Lo que veo al final es una larga tarea para al fin desaprender los miedos, aprender a amarse y también a no tomarse demasiado en serio, para reivindicar como propiedad y creación del hombre toda la belleza y la nobleza que hemos prestado a las cosas, y arrepentirnos, ciertamente, de la miseria y el horror que son también herencia nuestra. Al comprender nuestra vida sentimental se hace necesario emprender una reforma del entendimiento humano, que a su vez nos obligará a un cambio en los sistemas educativos.

 

A veces hacemos el mal que no queremos y no el bien que queremos porque todo está enredado.

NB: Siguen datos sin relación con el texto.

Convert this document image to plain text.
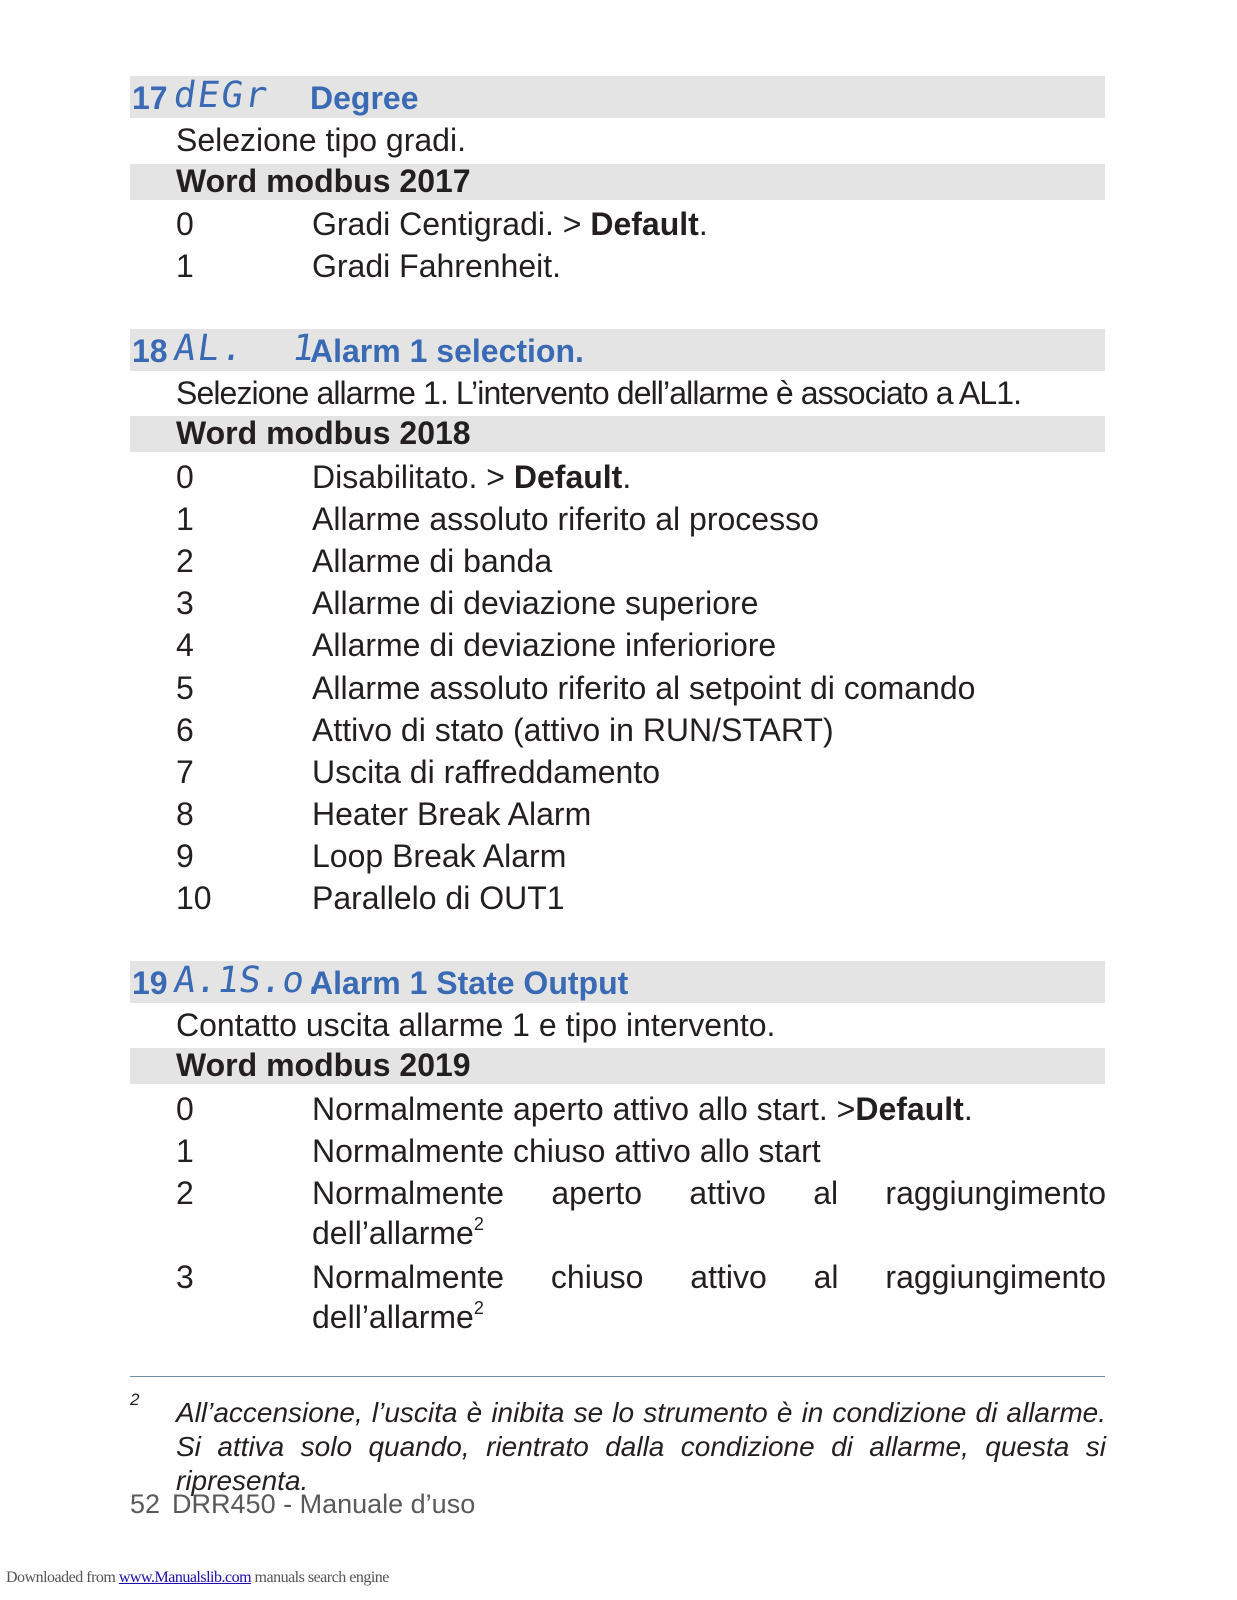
17 dEGr Degree
Selezione tipo gradi.
Word modbus 2017
0	Gradi Centigradi. > Default.
1	Gradi Fahrenheit.
18 AL.  1
Alarm 1 selection.
Selezione allarme 1. L’intervento dell’allarme è associato a AL1.
Word modbus 2018
0	Disabilitato. > Default.
1	Allarme assoluto riferito al processo
2	Allarme di banda
3	Allarme di deviazione superiore
4	Allarme di deviazione inferioriore
5	Allarme assoluto riferito al setpoint di comando
6	Attivo di stato (attivo in RUN/START)
7	Uscita di raffreddamento
8	Heater Break Alarm
9	Loop Break Alarm
10	Parallelo di OUT1
19 A.1S.o.
Alarm 1 State Output
Contatto uscita allarme 1 e tipo intervento.
Word modbus 2019
0	Normalmente aperto attivo allo start. >Default.
1	Normalmente chiuso attivo allo start
2	Normalmente aperto attivo al raggiungimento
dell’allarme$^2$
3	Normalmente chiuso attivo al raggiungimento
dell’allarme$^2$
2 All’accensione, l’uscita è inibita se lo strumento è in condizione di allarme. Si attiva solo quando, rientrato dalla condizione di allarme, questa si ripresenta.
52 DRR450 - Manuale d’uso
Downloaded from www.Manualslib.com manuals search engine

Nuestros sueños de grandeza, nuestras pretensiones de libertad, se miran con desánimo sus tristes pies de barro.

 

 

Aristoteles, en La moral a Eudemo y Ética a Nicómaco, sienta como los principios de la ética y todo un tratado sobre la búsqueda de la moderación en todo tipo de pasiones y emociones, entre la virtud y el defecto siempre encuentra esa otra virtud moderada que hace posible la accion humana.

 

El filosofo Jose Antonio Marina, sin embargo, opina que lo que hacemos con los sentimientos en la vida es un balance, es decir, en diferentes momentos ellos van fluctuando y decimos que lo que nos queda con el tiempo es un balance de ellos, pero en todo caso es necesario hacer este balance porque son cambiantes.

 

Pero como ya te digo y dice este pensador lo importante no son los sentimientos en sí, sino aquello que trascienden en el objeto mismo al que se refieren, la persona en la que podemos influir, o la actividad o el hecho de nuestro entorno. Lo interesante no son los sentimientos sino que todo lo que nos interesa trasciende a los sentimientos.

 

Me gustaría citarte a Paulo Coehlo porque este autor en sus últimas novelas que tratan de protagonistas mujeres habla de cómo ellas a lo largo de sus vidas van superando pruebas donde casi siempre la separación en sus vidas de las personas queridas es un elemento esencial de la novela y de dolor íntimo para esa persona y que va a conformar una parte fundamental de su personalidad, yo creo que ahí es donde está la clave de los sentimientos, si no aprendemos a separarnos de las personas que queremos es porque nuestro amor es interesado y posesivo, no hay otra forma de hacer el camino, pero además de eso tenemos el derecho de volver a enamorarnos y eso nadie nos lo puede quitar, ni nadie me va a condicionar mi vida futura aunque me haya hecho daño.

 

Estoy escuchando a Janis Joplin, and there be innocence beacause will to begetting is in her...

 

la inocencia por el ansia de renacer.

   

#haiku esclavizados / por el miedo a ser libres / nos anulamos" por Lord daven.